The grow divergent because the Hattic substrate in which they were immersed (to the extent that it influenced their choice of proper names and that Hattic remained a liturgical language in the Hittite empire centuries after it ceased to be used in daily life, like liturgical relicts of ancient Hebrew, ancient Latin, ancient Sumerian, and Coptic), was profoundly different from that of the Anatolian Neolithic farmer substrate in Europe or the Harappan substrate in Sanskrit (which may be shared by all Indo-Iranian languages, as BMAC was in the Harappan sphere of influence and both Harappan and BMAC languages may be derived at great time depth from the Caucasian Neolithic first farmer substrate).
Copper age/early Bronze Age Hattic culture and language (like Copper Age/early Bronze Age Harappan culture) also had more staying power and influence than stone age European Neolithic culture because more advanced civilizations had more populations density and couldn’t just be trampled into oblivion by Indo-European successors.
My suspicion is that pre-Indo-European conquest acquisition of metallurgy also was important in allowing Basque and related Vasconic languages to survive Indo-European obliteration. (See also here and here and here and here and here).

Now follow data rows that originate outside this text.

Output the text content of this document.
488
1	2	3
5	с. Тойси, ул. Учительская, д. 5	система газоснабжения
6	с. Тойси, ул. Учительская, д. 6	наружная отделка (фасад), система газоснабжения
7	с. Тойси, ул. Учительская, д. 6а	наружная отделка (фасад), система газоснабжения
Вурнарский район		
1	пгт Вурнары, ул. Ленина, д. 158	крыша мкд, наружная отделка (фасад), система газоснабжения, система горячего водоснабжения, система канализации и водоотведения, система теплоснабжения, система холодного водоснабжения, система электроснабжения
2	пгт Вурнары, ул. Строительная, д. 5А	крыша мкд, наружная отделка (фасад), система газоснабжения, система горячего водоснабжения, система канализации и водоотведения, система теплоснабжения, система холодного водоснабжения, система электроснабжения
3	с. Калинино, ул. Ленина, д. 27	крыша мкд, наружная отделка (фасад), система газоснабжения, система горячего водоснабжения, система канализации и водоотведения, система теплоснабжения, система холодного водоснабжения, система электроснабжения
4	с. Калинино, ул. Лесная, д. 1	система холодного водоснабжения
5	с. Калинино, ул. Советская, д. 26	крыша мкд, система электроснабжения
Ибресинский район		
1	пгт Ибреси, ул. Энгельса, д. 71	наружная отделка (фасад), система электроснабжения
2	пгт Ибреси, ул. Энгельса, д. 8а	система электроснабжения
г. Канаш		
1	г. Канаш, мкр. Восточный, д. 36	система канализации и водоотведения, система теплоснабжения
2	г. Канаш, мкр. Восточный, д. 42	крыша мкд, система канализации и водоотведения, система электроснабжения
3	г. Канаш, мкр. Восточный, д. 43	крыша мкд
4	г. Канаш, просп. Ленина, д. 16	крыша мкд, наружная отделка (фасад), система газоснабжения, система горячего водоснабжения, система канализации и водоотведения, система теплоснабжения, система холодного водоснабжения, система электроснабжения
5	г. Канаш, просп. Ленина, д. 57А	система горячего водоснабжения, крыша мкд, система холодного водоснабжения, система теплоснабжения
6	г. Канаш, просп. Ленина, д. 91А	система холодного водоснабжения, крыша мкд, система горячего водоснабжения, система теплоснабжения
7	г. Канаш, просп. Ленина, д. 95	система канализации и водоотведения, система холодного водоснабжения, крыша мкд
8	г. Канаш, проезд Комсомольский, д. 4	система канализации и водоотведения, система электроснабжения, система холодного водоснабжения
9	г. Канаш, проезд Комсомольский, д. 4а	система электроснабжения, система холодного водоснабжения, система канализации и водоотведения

We don’t have enough Hittite, other Anatolian language speaker, and Hattic ancient DNA to confirm an appearance of steppe ancestry around 1800 BCE and its absence before then in Anatolia, but we also have no ancient or modern DNA evidence that isn’t a good fit to that hypothesis.
A Footnote On Armenian
In the same vein, Armenian is hard to classify because it has mixed influences for different neighboring Indo-European language families, with Greek influence competing, for example, with Slavic and Indo-Iranian language influence. Armenian is attested in writing only in the mid- to late Iron Age, so a whole stew of diverse Indo-European linguistic influences is hard to parse out.